In a First Thoughts post yesterday, Jody Bottum noted:
Comedy Central—the origin of the South Park program that had its references to Mohammad censored— has apparently announced that it is developing a new cartoon about Jesus Christ, the premise of which will be that God, preoccupied with playing video games, loses track of Jesus, who moves to New York and tries to “adjust to life in the big city.”There is much that could be said about all this, but here are two quick predictions:
1) It will be far more blasphemous about Christianity than the Danish cartoons were about Islam.
2) There won’t be any riots over it.
Indeed. The explanation might be just cowardice, as Bottum suggests. That smoking car they found near Times Square last week was a reminder of what we're dealing with. But I'm afraid it's also that Comedy Central sees no irony in the disproportion.

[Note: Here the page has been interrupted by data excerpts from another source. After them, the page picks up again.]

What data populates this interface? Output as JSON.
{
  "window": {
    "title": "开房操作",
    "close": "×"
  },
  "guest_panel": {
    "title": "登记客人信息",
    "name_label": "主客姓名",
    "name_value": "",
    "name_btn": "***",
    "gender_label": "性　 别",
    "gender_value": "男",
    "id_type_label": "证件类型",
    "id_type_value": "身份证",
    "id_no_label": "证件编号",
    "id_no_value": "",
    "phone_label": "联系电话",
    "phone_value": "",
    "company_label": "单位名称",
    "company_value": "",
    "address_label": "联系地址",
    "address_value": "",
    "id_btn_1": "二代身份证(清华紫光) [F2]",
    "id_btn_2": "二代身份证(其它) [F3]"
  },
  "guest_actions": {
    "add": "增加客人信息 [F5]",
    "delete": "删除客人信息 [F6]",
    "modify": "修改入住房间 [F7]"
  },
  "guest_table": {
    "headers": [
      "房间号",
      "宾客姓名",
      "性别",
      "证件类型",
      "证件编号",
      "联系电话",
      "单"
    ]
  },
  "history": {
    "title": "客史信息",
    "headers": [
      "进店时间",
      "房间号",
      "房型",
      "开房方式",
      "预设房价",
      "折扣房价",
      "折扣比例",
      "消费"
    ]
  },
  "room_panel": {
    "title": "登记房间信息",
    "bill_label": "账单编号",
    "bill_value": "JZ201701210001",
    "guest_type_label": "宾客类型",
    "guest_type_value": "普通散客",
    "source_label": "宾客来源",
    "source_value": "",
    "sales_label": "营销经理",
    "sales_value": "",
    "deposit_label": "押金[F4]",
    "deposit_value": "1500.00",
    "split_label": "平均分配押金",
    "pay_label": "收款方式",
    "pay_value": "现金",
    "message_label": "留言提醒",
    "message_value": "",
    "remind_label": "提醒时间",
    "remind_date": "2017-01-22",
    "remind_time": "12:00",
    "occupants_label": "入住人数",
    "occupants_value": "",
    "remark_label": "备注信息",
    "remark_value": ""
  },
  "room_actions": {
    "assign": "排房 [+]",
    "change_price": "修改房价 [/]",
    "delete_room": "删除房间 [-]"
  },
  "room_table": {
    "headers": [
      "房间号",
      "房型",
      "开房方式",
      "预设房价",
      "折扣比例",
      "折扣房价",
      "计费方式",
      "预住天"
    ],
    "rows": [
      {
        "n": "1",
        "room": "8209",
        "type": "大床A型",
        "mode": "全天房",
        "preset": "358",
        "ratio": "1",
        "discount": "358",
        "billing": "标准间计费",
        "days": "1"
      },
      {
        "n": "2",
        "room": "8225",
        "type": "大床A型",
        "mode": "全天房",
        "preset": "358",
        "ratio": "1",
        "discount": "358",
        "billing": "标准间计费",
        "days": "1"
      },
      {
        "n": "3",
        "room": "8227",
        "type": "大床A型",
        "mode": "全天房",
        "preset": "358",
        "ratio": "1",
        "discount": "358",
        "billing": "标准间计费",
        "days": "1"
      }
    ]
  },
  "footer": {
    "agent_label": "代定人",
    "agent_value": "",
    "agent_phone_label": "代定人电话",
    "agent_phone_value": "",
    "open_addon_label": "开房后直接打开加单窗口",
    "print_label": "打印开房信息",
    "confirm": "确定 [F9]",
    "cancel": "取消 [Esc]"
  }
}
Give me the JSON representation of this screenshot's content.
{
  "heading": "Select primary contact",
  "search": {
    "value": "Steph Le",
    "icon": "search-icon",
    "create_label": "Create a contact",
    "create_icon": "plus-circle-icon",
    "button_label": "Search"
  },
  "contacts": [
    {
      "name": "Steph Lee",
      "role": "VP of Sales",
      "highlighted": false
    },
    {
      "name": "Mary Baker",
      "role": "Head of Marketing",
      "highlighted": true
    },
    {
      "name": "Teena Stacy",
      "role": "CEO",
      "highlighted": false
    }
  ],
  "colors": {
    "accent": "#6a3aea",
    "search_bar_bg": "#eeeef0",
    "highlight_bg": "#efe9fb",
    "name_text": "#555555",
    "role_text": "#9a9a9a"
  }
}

After all, it's not just that Christianity is safer to mock, for reasons the mockers don't seem to appreciate. To the worldly mind, the claims of Christianity make it more mockable than its competitors. I am reminded of a song that came out some years ago: "What if God was One of Us?. The writer/singer, Joan Osborne, had obviously not got the message that he has long been one of us in the only way that matters. Why didn't she get it? Well, for a post-Christian culture, it isn't enough that God the Son was born in a stable to a poor couple and died violently at a rather young age, a failure by the world's standards. No, he would only be one of us if he turned up as some shlub on the city bus. If he did, we wouldn't have to feel bad about mocking and patronizing him like the Roman soldiers who tortured and executed him.
They say that the essence of humor is a sense of the discrepant. Comedy Central could live up to its title if they mocked the media elite, including themselves, for the very discrepancy they're all generating. But first they'd have to realize there is one. Apparently that requires a subtler sense of humor than they have.